Allahu Teâlâ âlem-i ervahı mertebeler üzere halk etmeyi murad eyledi. Cevhere nazar buyurdu ol zübde-i nûr eriyip cûşa geldi. Sâfî­sinden ilk olarak Fahr-i Kâinat Hz. Muhammed Mustafa sallallâhu aleyhi vesellem Efendimizin ruhunu yarattı. Sonra ulülazim pey­gamberlerin ruhları, sonra rasûllerin, sonra nebîlerin ruhları, sonra velilerin ruhları, sonra ariflerin, sonra zâhidlerin, sonra âbidlerin, sonra müminlerin ruhları, sonra bâtıl dinde olanların, sonra kâfirle­rin, sonra hayvanların, sonra nebatların ruhları halk olundu.

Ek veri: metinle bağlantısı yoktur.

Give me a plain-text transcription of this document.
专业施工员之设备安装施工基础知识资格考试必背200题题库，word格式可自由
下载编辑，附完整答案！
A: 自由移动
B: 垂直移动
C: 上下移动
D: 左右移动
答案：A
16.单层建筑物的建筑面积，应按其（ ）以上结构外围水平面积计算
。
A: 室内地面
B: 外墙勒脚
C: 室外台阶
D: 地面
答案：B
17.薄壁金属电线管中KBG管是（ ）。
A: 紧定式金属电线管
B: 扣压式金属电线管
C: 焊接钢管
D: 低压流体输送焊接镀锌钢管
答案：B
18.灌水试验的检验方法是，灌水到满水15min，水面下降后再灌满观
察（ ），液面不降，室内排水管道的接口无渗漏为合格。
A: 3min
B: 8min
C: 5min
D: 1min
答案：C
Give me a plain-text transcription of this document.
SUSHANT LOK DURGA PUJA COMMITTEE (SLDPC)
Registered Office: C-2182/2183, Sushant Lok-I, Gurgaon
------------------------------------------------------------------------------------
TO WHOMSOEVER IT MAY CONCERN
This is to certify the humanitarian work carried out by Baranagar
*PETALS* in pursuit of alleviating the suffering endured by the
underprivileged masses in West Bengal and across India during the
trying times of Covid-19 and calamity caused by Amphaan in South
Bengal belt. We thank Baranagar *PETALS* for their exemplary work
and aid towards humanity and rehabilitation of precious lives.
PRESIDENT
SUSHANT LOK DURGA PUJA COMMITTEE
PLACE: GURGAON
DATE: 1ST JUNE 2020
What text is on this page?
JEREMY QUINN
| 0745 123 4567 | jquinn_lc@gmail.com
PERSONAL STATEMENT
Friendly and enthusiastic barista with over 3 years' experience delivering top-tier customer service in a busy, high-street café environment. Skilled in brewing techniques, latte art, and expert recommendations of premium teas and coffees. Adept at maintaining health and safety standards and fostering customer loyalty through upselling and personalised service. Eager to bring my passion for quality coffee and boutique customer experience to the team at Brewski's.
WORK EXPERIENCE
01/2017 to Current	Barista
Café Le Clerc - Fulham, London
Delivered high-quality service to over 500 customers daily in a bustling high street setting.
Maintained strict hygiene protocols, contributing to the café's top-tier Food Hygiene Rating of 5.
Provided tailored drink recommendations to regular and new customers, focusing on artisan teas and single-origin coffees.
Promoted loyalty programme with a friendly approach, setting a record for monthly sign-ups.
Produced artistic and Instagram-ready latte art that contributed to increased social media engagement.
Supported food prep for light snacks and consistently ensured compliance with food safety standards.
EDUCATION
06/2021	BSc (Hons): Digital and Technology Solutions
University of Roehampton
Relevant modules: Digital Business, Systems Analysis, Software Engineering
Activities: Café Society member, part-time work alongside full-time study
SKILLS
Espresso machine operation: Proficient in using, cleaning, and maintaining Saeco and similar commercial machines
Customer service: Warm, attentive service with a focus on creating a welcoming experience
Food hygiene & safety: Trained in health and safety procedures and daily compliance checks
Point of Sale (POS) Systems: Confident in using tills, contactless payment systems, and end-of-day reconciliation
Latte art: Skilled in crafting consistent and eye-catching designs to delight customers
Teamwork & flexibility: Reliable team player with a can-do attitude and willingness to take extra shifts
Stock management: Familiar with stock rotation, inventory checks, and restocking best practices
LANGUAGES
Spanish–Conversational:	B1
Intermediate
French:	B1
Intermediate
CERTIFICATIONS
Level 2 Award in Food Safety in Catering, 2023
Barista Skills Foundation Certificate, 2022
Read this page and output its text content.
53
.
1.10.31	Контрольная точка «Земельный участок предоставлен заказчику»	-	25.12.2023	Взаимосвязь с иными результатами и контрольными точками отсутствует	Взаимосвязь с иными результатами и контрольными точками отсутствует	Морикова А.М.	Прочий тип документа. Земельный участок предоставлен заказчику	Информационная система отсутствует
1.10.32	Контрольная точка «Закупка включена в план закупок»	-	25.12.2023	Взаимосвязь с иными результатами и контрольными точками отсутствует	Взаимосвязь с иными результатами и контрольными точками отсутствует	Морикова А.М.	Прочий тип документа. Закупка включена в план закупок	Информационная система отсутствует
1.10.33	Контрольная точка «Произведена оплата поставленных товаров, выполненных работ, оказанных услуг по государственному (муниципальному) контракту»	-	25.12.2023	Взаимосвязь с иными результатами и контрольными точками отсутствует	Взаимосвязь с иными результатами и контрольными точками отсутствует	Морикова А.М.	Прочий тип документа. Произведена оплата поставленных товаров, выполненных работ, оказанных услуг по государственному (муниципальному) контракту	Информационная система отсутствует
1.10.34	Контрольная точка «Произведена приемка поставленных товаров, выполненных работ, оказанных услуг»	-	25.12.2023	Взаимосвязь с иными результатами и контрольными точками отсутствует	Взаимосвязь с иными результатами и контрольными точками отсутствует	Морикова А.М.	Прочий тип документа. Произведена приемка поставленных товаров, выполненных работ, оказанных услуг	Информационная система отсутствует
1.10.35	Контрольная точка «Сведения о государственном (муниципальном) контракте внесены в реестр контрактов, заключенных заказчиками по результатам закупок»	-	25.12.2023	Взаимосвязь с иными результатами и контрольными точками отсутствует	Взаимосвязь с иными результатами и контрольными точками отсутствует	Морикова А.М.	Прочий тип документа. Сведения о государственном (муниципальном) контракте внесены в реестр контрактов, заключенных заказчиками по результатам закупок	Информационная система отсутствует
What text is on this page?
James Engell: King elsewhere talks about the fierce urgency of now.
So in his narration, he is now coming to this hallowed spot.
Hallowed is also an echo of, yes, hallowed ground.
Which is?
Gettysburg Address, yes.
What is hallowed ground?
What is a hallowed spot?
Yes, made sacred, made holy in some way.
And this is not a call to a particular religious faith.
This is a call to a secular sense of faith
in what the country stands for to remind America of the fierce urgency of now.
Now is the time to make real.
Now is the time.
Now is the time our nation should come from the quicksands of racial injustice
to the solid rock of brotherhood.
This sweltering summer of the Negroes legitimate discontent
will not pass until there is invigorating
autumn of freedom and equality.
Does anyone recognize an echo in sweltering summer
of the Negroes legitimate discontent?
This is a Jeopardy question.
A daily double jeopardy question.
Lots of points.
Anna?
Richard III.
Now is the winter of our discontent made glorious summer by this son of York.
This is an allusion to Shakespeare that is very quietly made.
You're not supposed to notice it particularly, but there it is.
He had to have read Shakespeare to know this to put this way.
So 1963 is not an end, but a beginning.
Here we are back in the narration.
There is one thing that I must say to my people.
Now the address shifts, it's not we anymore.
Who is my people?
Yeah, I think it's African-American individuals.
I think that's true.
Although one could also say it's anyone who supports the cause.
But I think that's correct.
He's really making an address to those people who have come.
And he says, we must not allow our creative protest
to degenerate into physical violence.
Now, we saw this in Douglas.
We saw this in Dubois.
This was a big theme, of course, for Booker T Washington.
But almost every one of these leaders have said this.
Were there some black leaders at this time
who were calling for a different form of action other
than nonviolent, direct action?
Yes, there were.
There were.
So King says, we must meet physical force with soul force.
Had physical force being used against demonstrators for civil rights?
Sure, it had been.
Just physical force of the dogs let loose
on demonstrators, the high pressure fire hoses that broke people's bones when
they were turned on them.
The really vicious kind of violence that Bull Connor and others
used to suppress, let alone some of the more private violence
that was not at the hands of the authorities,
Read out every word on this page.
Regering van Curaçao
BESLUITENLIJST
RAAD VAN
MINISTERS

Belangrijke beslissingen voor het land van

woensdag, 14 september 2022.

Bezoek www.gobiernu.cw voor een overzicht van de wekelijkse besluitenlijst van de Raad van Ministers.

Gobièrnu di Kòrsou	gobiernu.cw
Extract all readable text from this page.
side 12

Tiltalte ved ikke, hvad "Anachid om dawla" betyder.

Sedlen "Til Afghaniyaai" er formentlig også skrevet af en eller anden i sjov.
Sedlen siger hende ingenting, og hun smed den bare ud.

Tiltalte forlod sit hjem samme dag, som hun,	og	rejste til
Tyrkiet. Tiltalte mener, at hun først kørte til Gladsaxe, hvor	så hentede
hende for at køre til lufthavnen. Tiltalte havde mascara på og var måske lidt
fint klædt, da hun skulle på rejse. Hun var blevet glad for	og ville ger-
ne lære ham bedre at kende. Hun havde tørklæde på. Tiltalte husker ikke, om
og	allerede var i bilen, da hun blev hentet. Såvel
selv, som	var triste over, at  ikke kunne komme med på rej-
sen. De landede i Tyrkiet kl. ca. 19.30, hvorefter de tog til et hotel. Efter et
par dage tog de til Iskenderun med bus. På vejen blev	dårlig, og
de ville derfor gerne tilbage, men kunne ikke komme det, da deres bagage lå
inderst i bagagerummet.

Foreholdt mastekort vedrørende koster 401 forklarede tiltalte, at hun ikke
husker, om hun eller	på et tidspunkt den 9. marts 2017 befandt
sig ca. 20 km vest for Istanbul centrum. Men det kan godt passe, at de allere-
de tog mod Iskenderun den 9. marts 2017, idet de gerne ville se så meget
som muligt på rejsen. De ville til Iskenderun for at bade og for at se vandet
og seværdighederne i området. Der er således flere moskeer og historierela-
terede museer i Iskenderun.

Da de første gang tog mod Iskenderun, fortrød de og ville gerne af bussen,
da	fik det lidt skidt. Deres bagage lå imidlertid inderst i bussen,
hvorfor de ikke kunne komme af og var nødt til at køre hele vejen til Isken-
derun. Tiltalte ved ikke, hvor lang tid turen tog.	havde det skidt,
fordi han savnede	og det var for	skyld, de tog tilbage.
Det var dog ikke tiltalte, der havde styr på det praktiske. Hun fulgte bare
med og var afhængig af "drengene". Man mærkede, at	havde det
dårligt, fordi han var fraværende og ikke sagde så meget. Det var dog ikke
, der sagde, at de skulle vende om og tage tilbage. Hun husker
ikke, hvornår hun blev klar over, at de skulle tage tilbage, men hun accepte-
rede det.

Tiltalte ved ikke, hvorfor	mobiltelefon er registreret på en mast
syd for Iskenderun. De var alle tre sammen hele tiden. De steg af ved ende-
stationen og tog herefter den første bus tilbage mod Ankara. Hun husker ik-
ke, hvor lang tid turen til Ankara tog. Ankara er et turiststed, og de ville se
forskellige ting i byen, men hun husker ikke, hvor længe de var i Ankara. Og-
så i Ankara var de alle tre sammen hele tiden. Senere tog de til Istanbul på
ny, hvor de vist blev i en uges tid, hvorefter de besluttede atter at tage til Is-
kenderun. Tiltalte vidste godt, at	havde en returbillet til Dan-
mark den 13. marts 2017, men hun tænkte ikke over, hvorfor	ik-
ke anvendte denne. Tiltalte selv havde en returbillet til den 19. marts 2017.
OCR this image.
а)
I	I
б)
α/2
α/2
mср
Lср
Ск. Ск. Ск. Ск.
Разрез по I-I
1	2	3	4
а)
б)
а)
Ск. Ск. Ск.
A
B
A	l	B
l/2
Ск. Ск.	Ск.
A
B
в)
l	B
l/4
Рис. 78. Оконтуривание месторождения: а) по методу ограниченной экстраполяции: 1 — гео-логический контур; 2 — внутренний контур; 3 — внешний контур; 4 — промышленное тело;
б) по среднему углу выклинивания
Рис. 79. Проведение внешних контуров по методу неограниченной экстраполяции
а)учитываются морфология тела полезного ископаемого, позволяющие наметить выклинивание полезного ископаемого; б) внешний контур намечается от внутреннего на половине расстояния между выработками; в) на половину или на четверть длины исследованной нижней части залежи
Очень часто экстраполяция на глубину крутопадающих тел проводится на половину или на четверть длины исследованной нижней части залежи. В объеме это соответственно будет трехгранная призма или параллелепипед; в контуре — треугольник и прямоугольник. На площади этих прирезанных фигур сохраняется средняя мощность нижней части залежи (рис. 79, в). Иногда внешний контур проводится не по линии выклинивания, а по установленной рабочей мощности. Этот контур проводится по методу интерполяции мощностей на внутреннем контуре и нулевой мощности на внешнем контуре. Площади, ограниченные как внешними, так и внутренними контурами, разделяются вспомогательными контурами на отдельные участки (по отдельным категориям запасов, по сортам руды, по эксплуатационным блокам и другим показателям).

Böylece onüç mertebe üzerine âlem-i ervah tamam oldu. Her bir ruh ile nice bin melâike de halk olunarak âlem-i melekût yaratılmış oldu.
Âlem-i ecsâmın mertebeleri: Rabbü’l-âlemin âlem-i ecsâmı halketmeyi diledi; cevhere nazar buyurdu. Bundan iki âlem zuhura geldi. Nuranî, latîf, öz kısmından âlem-i ervah, zulmânî kesif kısmın­dan âlem-i ecsam meydana geldi. Bu cisimler âlemi de onüç mertebe üzre yaratıldı ve cevherle beraber ondört oldu ki ruhlar âlemindeki mertebelere tekabül etmektedir. Hak Celle ve âlâ cevherin kışrına te­celli buyurarak evvela zübde hülasasından Arş-ı Alâ’yı yarattı. Sonra Kürsî’yi yarattı. Sonra yedinci semâyı yarattı, sonra altıncı se­mâyı, sonra beşinci, sonra dördüncü semâyı, sonra üçüncü, sonra ikinci, sonrada birinci semâyı yarattı. Sonra ateş unsurunu, sonra hava un­surunu, sonra su unsurunu, sonrada toprak unsurunu ya­rattı. Böyle­likle âlem-i ervâhın ve âlem-i ecsâmın müfredâtı toplamı yirmisekiz oldu.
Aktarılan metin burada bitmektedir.